The inhabitable world, in its entirety, is 36 billion acres, meaning if it were divided up evenly every human on the planet would receive roughly 4.5 acres. Except, of course, it doesn’t work like that.
From powerful rulers to farmers and Inuit civilizations, these are the people with the largest privately owned land supplies in the world, according to research conducted by Madison Trust.
He might have only ascended to the throne last year, but along with all the pageantry and titles that King Charles III received upon his coronation, he also became the world’s largest landowner.
The British royal family, of which Charles is now the head, owns an eye-watering 6,600,000,000 acres of land. That is ⅙ of the world’s total surface. This number is quite so massive because King Charles is head of the Commonwealth, and therefore the technical owner of many Commonwealth lands, including the bulk of giant countries such as Canada and Australia, though the definition of “own” is, in this particular case, quite murky.
Also confusing is the fact that included in the royal family’s “land” is rather a lot of seabed. The Crown Estate – as it is called – owns “virtually all the seabed around the UK out to 12 nautical miles”, according to the UK government website (the territorial sea limit). In total, the entire island of Great Britain makes up less than 1% of the Royal Family’s land.
Another powerful man who is head of an ancient institution is number two on this list. Unlike the royal family, the papacy is not a hereditary title, but as the head of the Catholic Church, Pope Francis is currently the world’s second-largest private landowner.
With a miserly total of just 177,000,000 acres, Pope Francis is considerably behind King Charles, but still has more than double third place. Most of the Catholic Church’s land consists of churches and schools, as well as private properties, but they also own farms, predominantly in Italy.
The Inuit People of Nunavut, in northern Canada, are third on the list. Nunavut translates to “Our Land” in Inuktitut, and the territory – Canada’s most northernmost and newest – was legally given to the Inuit community by the Canadian government in 1993. It measures 87,500,000 acres – bigger than the whole of Vietnam.
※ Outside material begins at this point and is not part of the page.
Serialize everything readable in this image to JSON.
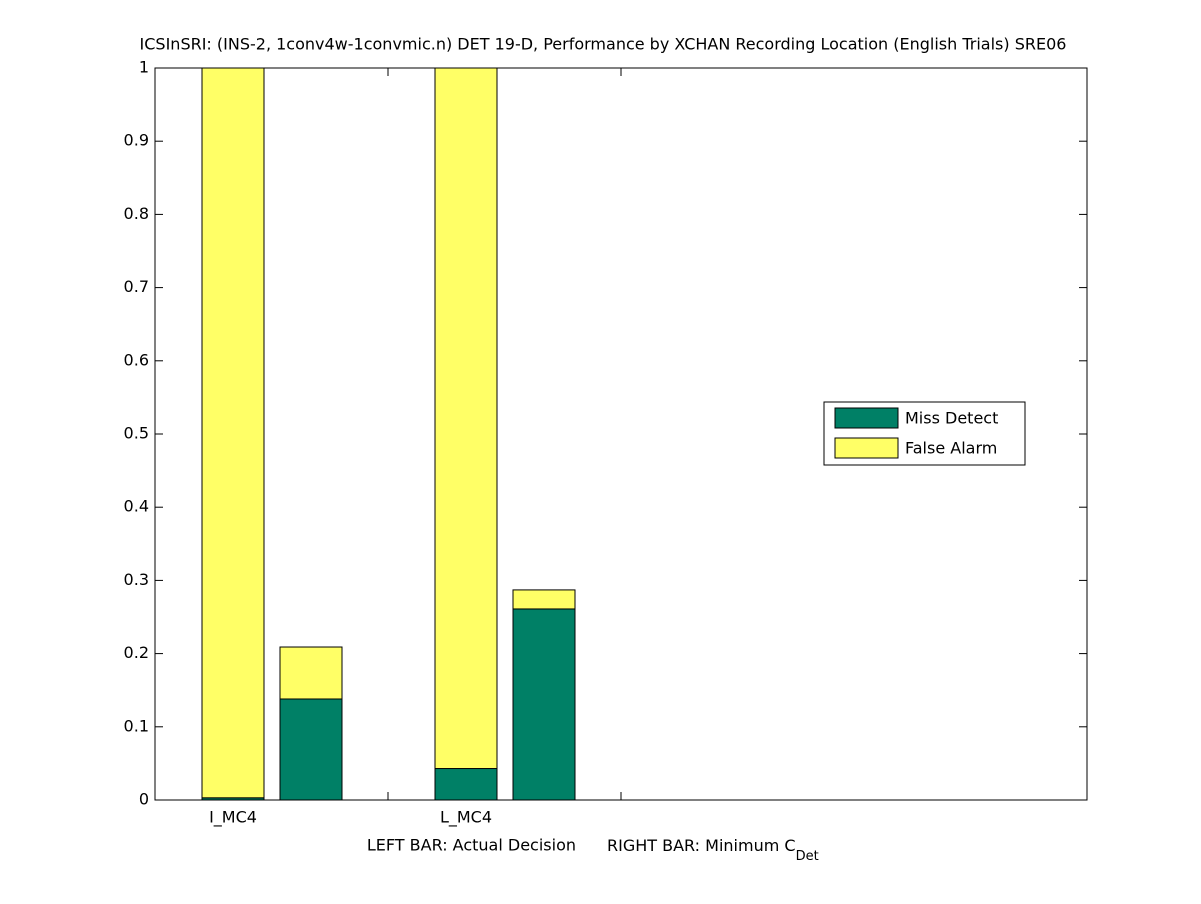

The fourth largest global landowner is an Australian woman called Gina Rinehart. As well as owning 23,900,000 acres of land, Rinehart is the richest person in Australia. She took over the mining company Hancock Prospecting from her father in 1992, when it was not doing nearly as well. She more than turned the company’s fortunes around, and was, at one point, the world’s richest woman. The land she owns is split between Australia and the United States.
Another Inuit group in Canada is fifth on the list. The Inuvialuit People of the Inuvialuit Settlement Region own just under 22,500,000 acres, and have done since 1984. It is located in Canada’s Northwestern Territories.